Aimee Noel has twice been awarded the Ohio Art Council’s Individual Excellence Award for poetry and was an OAC Fellow at the Fine Arts Works Center. Her poems are published in journals such as Ecotone, Witness, Michigan Quarterly Review and elsewhere. Transplanted from the shores of Lake Erie, she now lives with her wife in Dayton, Ohio.
IN HER OWN WORDS
No one chooses their perspective, certainly, but in my 50s, I’m still unsettled in mine. I occupy many spaces at once. My writing reflects the duplicitous space someone occupies in a family, a job, or a community, and the void created when they leave. I grew up in, and am growing away from, a blue-collar background near Buffalo, NY. Being the first in my family to go away to college, I hold a blurred space between the working class and those with advanced degrees.
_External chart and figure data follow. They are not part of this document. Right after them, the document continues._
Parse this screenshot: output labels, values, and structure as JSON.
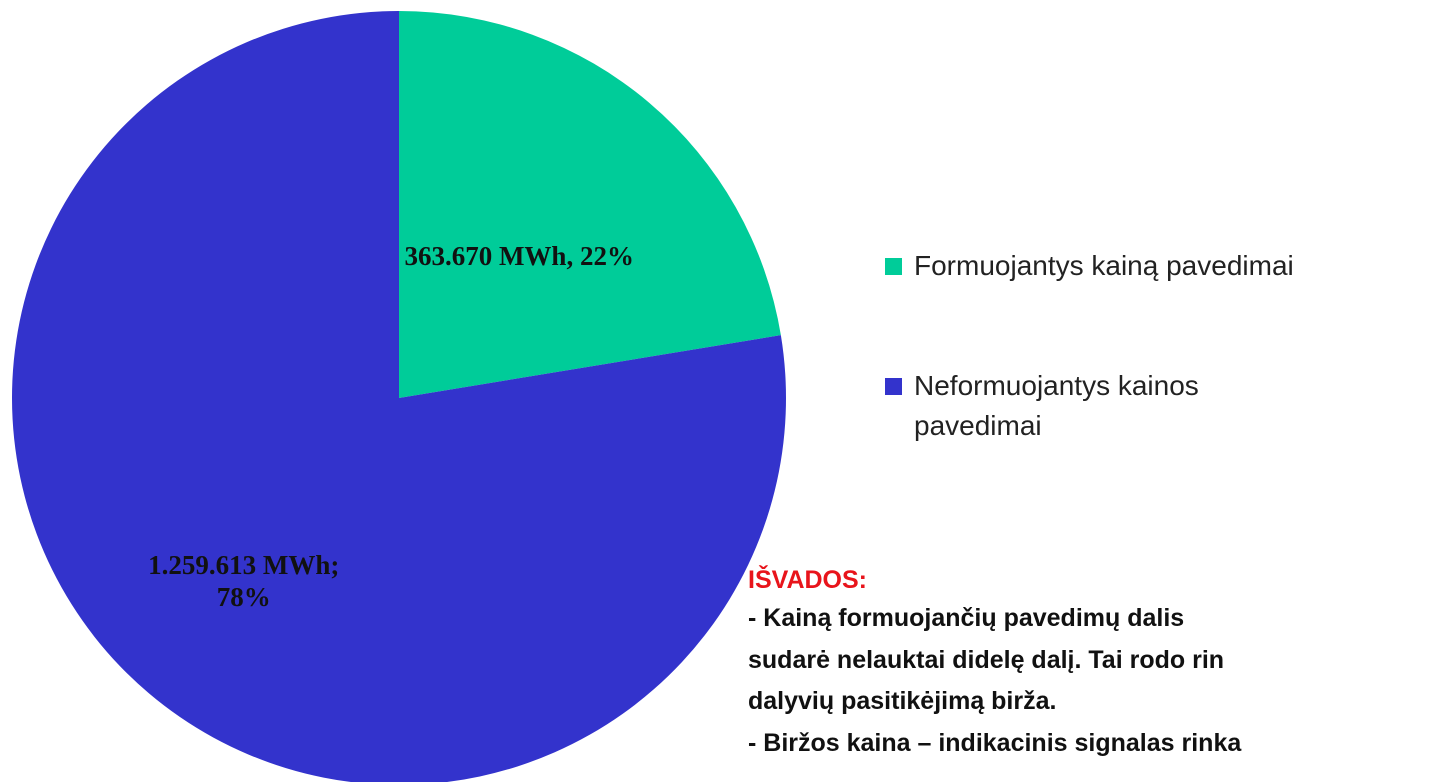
{
  "chart_data": {
    "type": "pie",
    "categories": [
      "Formuojantys kainą pavedimai",
      "Neformuojantys kainos pavedimai"
    ],
    "values": [
      363670,
      1259613
    ],
    "value_labels": [
      "363.670 MWh, 22%",
      "1.259.613 MWh; 78%"
    ],
    "colors": [
      "#00cc99",
      "#3333cc"
    ],
    "legend": "right"
  },
  "notes": {
    "heading": "IŠVADOS:",
    "lines": [
      "- Kainą formuojančių pavedimų dalis",
      "sudarė nelauktai didelę dalį. Tai rodo rin",
      "dalyvių pasitikėjimą birža.",
      "- Biržos kaina – indikacinis signalas rinka"
    ]
  }
}
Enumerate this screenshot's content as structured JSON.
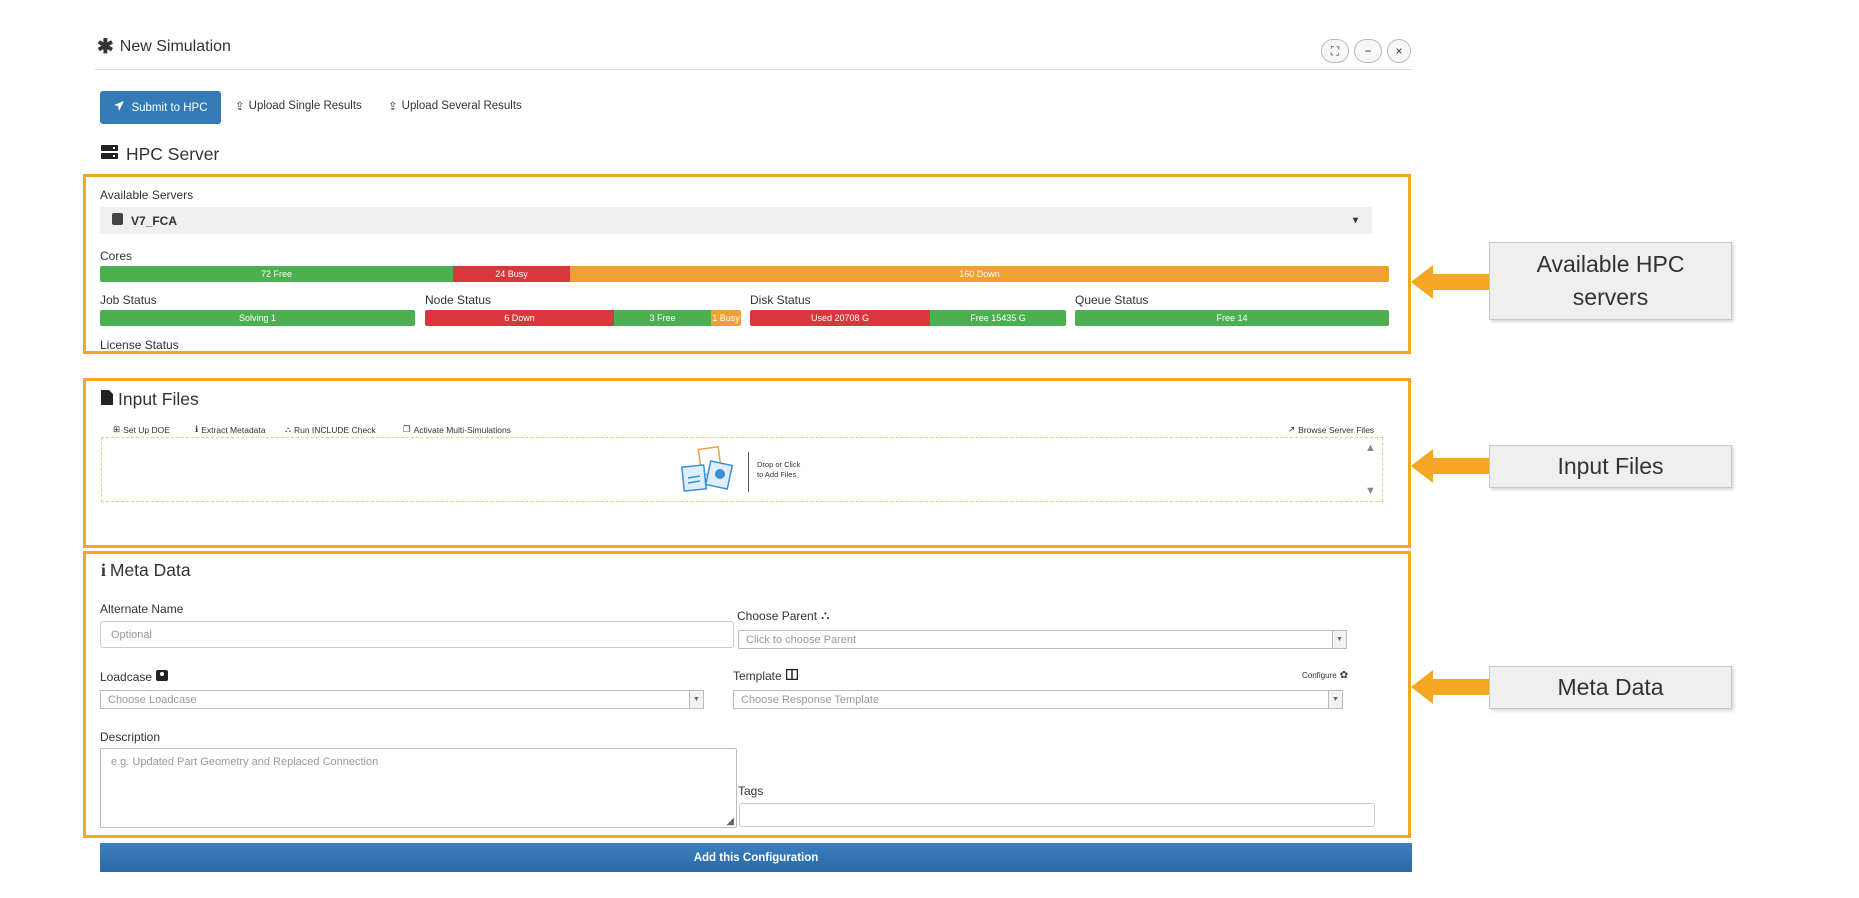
{
  "window": {
    "title": "New Simulation",
    "controls": [
      "expand-icon",
      "minimize-icon",
      "close-icon"
    ]
  },
  "toolbar": {
    "submit_label": "Submit to HPC",
    "upload_single_label": "Upload Single Results",
    "upload_several_label": "Upload Several Results"
  },
  "hpc": {
    "section_title": "HPC Server",
    "available_servers_label": "Available Servers",
    "selected_server": "V7_FCA",
    "cores_label": "Cores",
    "cores": {
      "free": "72 Free",
      "busy": "24 Busy",
      "down": "160 Down",
      "free_n": 72,
      "busy_n": 24,
      "down_n": 160
    },
    "job_status_label": "Job Status",
    "job_status": {
      "solving": "Solving 1"
    },
    "node_status_label": "Node Status",
    "node_status": {
      "down": "6 Down",
      "free": "3 Free",
      "busy": "1 Busy",
      "down_n": 6,
      "free_n": 3,
      "busy_n": 1
    },
    "disk_status_label": "Disk Status",
    "disk_status": {
      "used": "Used 20708 G",
      "free": "Free 15435 G",
      "used_n": 20708,
      "free_n": 15435
    },
    "queue_status_label": "Queue Status",
    "queue_status": {
      "free": "Free 14"
    },
    "license_status_label": "License Status"
  },
  "input_files": {
    "section_title": "Input Files",
    "setup_doe": "Set Up DOE",
    "extract_metadata": "Extract Metadata",
    "run_include_check": "Run INCLUDE Check",
    "activate_multi": "Activate Multi-Simulations",
    "browse_server": "Browse Server Files",
    "drop_line1": "Drop or Click",
    "drop_line2": "to Add Files"
  },
  "meta": {
    "section_title": "Meta Data",
    "alternate_name_label": "Alternate Name",
    "alternate_name_placeholder": "Optional",
    "choose_parent_label": "Choose Parent",
    "choose_parent_placeholder": "Click to choose Parent",
    "loadcase_label": "Loadcase",
    "loadcase_placeholder": "Choose Loadcase",
    "template_label": "Template",
    "template_placeholder": "Choose Response Template",
    "configure_label": "Configure",
    "description_label": "Description",
    "description_placeholder": "e.g. Updated Part Geometry and Replaced Connection",
    "tags_label": "Tags",
    "tags_value": ""
  },
  "add_config_label": "Add this Configuration",
  "callouts": {
    "hpc": "Available HPC servers",
    "input": "Input Files",
    "meta": "Meta Data"
  },
  "colors": {
    "accent": "#337ab7",
    "highlight_frame": "#f5a623",
    "free": "#4caf50",
    "busy": "#d9363e",
    "down": "#f0a030"
  }
}
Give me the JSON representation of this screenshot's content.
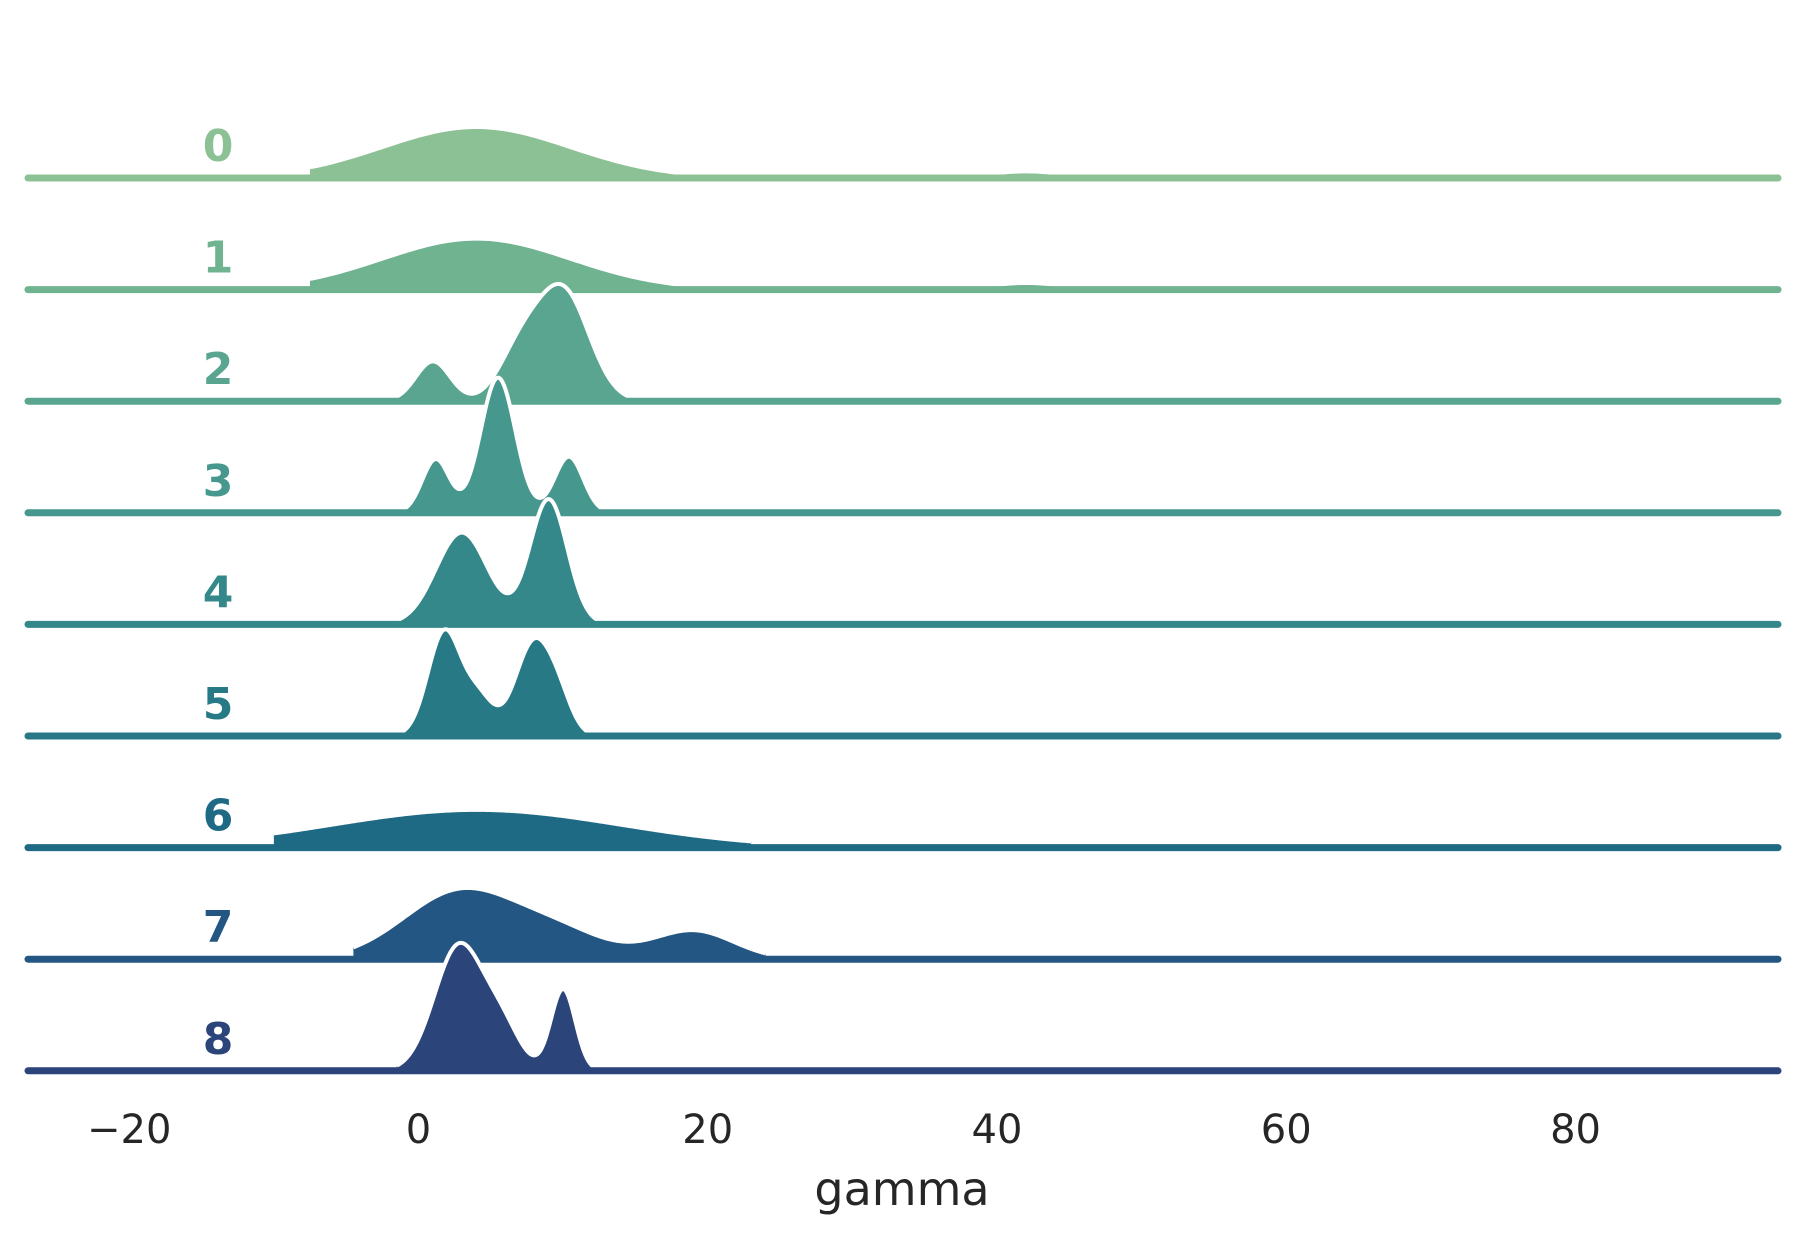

I’m not quite home in either space; I find myself code-switching when I’m back in Buffalo, and when I’m home, in Dayton, trying to convince myself I’ve earned the academic currency to live my current life. Blue-collar families, the ways in which society views them, and the ways in which the working class views those who “defect” is my fodder. I explore these injustices, hypocrisies, and camaraderie through poetry. In doing so, I’m also exploring my personal world and what it means to be “home.”